No, this is not a slightly dodgy fan fiction of harry potter. Instead, the harsh sentencing today of Trenton Oldfield for six months represents a significant milestone of the loss of freedom in the United Kingdom, coming as it does at the end of a long line of recent blows to free speech. We seem to have forgotten as a society that a vibrant democracy must include the right to dissent, especially when those dissenters say or do things that seem strange or downright offensive to mainstream society.

I find it particularly odd that the Judge’s sentencing remarks not only seem to recognise this trend, but state the new paradigm of acceptability so blatantly. According to the BBC:

Oldfield had acted dangerously, disproportionately, had not shown what he was actually protesting against, and displayed prejudice in sabotaging the event which he regarded as elitist.

She said: “You did nothing to address inequality by giving yourself the right to spoil the enjoyment of others.

 

Thereby delineating what is acceptable when it comes to personal political decisions and avoiding jail time. For a demonstration to be acceptable, it must be kept out of quietly out of sight and out of the public eye. Nevermind the frankly odd assertion that it’s prejudicial to demonstrate against elitism, the strangest comment in the justice’s remarks is that Trenton ‘had not shown what he was actually protesting against’. Perhaps the large public discussion about elitism following his arrest does not count. Perhaps the judge was being wilfully obscure. Or perhaps the judge was asserting that one is only allowed to protest against mainstream causes and issues that are already in the public domain.

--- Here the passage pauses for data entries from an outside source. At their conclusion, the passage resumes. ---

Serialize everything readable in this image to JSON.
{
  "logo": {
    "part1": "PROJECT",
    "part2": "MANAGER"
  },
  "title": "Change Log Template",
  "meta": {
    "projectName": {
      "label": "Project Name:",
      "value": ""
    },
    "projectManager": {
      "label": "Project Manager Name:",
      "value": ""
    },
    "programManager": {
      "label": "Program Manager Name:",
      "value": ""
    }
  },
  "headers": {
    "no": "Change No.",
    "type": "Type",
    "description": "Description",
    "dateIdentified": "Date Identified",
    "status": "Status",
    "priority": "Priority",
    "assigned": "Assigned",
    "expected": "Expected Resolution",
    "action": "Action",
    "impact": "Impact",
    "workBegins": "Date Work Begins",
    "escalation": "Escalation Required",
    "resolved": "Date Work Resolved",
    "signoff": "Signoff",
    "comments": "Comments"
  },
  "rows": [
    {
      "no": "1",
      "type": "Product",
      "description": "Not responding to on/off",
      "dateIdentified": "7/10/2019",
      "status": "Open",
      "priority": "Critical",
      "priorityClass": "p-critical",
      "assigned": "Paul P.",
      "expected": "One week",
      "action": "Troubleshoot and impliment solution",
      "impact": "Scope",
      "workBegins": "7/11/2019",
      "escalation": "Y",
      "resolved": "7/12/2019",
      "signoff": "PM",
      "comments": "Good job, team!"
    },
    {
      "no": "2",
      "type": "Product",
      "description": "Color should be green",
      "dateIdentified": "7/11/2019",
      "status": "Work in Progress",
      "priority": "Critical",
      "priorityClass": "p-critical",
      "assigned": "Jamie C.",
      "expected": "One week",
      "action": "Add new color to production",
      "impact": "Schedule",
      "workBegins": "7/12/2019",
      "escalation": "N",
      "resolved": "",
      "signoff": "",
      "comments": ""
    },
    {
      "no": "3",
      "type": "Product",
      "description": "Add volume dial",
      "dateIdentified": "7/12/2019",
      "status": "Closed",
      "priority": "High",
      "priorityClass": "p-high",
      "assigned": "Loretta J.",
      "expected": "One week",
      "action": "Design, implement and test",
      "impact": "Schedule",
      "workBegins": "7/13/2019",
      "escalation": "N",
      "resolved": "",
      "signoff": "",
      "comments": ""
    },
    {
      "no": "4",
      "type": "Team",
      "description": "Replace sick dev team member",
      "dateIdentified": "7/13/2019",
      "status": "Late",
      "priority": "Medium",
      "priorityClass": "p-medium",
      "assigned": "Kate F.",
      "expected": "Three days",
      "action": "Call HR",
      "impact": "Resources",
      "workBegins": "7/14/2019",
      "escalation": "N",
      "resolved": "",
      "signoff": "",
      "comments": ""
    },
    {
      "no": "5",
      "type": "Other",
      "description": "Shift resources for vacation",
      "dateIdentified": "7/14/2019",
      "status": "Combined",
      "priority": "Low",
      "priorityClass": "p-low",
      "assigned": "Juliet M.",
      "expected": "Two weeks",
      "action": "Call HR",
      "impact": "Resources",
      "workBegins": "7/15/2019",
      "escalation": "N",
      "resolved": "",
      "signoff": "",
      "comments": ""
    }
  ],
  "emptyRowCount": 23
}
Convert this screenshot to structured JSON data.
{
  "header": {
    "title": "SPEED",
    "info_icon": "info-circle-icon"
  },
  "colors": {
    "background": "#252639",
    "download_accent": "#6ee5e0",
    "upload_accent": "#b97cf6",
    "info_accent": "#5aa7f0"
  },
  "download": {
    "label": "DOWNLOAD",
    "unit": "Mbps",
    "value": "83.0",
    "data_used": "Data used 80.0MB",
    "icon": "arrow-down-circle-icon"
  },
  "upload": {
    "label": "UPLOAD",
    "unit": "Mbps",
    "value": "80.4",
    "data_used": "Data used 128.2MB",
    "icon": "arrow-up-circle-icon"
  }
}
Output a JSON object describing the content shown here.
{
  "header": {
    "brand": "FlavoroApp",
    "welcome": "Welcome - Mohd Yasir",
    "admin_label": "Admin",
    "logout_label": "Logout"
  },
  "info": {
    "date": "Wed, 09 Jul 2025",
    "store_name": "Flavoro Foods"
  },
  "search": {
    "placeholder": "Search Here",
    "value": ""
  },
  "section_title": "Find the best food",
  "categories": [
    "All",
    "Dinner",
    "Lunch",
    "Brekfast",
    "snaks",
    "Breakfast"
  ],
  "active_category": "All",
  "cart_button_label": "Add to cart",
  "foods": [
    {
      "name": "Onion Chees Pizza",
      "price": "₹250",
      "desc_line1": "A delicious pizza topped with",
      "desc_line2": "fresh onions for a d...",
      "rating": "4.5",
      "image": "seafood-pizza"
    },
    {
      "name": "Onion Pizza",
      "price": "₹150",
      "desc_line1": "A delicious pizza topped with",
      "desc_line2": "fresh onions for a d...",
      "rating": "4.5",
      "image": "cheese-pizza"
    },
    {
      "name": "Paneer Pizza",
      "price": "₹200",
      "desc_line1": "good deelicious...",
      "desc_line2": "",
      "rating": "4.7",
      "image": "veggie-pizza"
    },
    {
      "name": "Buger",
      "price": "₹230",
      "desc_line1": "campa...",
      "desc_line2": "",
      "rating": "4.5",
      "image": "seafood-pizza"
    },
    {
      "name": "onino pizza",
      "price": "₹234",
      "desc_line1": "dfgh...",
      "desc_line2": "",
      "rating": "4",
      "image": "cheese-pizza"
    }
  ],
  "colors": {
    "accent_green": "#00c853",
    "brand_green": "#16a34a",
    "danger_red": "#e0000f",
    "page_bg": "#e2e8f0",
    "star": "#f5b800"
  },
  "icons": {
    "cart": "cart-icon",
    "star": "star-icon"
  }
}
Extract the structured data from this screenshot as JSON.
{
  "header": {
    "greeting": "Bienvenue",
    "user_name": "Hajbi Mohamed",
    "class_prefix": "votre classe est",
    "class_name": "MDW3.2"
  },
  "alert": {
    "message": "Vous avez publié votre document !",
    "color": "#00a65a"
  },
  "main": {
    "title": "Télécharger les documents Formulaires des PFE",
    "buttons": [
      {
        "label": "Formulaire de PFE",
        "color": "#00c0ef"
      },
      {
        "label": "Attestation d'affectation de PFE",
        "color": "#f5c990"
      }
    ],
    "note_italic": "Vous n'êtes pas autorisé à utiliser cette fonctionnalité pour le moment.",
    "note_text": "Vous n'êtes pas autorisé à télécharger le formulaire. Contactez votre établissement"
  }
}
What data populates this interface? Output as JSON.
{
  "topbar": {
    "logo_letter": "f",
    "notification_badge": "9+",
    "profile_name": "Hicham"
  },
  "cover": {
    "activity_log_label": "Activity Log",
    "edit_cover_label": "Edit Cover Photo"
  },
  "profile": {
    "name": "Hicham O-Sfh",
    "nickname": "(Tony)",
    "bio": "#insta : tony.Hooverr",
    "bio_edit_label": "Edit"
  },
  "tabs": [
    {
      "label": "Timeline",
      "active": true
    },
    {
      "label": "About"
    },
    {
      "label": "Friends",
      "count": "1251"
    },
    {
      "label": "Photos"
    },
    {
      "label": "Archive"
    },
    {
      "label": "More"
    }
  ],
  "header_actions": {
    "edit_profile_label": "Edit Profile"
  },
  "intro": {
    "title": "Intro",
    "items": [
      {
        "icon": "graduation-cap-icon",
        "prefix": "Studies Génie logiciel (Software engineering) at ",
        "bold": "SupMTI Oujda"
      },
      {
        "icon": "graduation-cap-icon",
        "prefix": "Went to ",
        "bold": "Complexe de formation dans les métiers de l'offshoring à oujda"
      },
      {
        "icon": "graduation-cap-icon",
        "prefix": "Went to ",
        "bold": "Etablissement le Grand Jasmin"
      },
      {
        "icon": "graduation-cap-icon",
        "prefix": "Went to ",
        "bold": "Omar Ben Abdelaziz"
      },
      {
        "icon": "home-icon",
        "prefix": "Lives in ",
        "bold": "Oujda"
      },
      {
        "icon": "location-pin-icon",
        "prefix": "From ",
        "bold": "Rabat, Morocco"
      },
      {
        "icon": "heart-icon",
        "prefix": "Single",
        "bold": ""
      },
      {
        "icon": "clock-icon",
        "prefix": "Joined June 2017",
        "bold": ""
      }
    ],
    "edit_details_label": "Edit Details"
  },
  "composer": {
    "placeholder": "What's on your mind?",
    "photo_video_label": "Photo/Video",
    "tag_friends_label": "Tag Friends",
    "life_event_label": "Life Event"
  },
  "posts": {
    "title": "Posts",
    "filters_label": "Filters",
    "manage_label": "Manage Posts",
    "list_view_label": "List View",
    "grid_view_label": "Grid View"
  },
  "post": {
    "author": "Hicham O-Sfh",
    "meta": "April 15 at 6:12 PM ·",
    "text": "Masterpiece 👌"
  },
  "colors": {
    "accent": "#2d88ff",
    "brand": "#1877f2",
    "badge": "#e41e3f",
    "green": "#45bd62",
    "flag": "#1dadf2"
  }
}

This statement seems even stranger when we consider that part of the reasons she gave for sentencing him so harshly was that ‘you did nothing to address inequality’ and ‘displayed prejudice in sabotaging the event which he regarded as elitist’. You can’t have this both ways, you can either complain that the stunt was not a true demonstration because it had no clear aim or you can claim that his stated reasons behind the stunt were not valid. You cannot have both.

What the presiding judge does seem to think by her remarks and the sentence handed down is that unless one’s stated cause is acceptable to the political mainstream and is carried out in places where it can be ignored then the person who holds those views should be prepared for harsher punishments than usual. This is the only explanation for custodial time in a situation which would probably usually have warranted a fine.

It goes without saying that this is a worrying development in the history of debate and demonstrations. Because Trenton Oldfield dared to disagree with a rather popular boat race and hold views contrary to those of the political establishment, it somehow follows that he should expect to be judged more harshly than someone who’s protesting for something fashionable. Consequentially, free speech is being modulated along terms of what is acceptable to the hegemony and is clearly free no longer. This is a sad day for democracy and a sadder day for our country.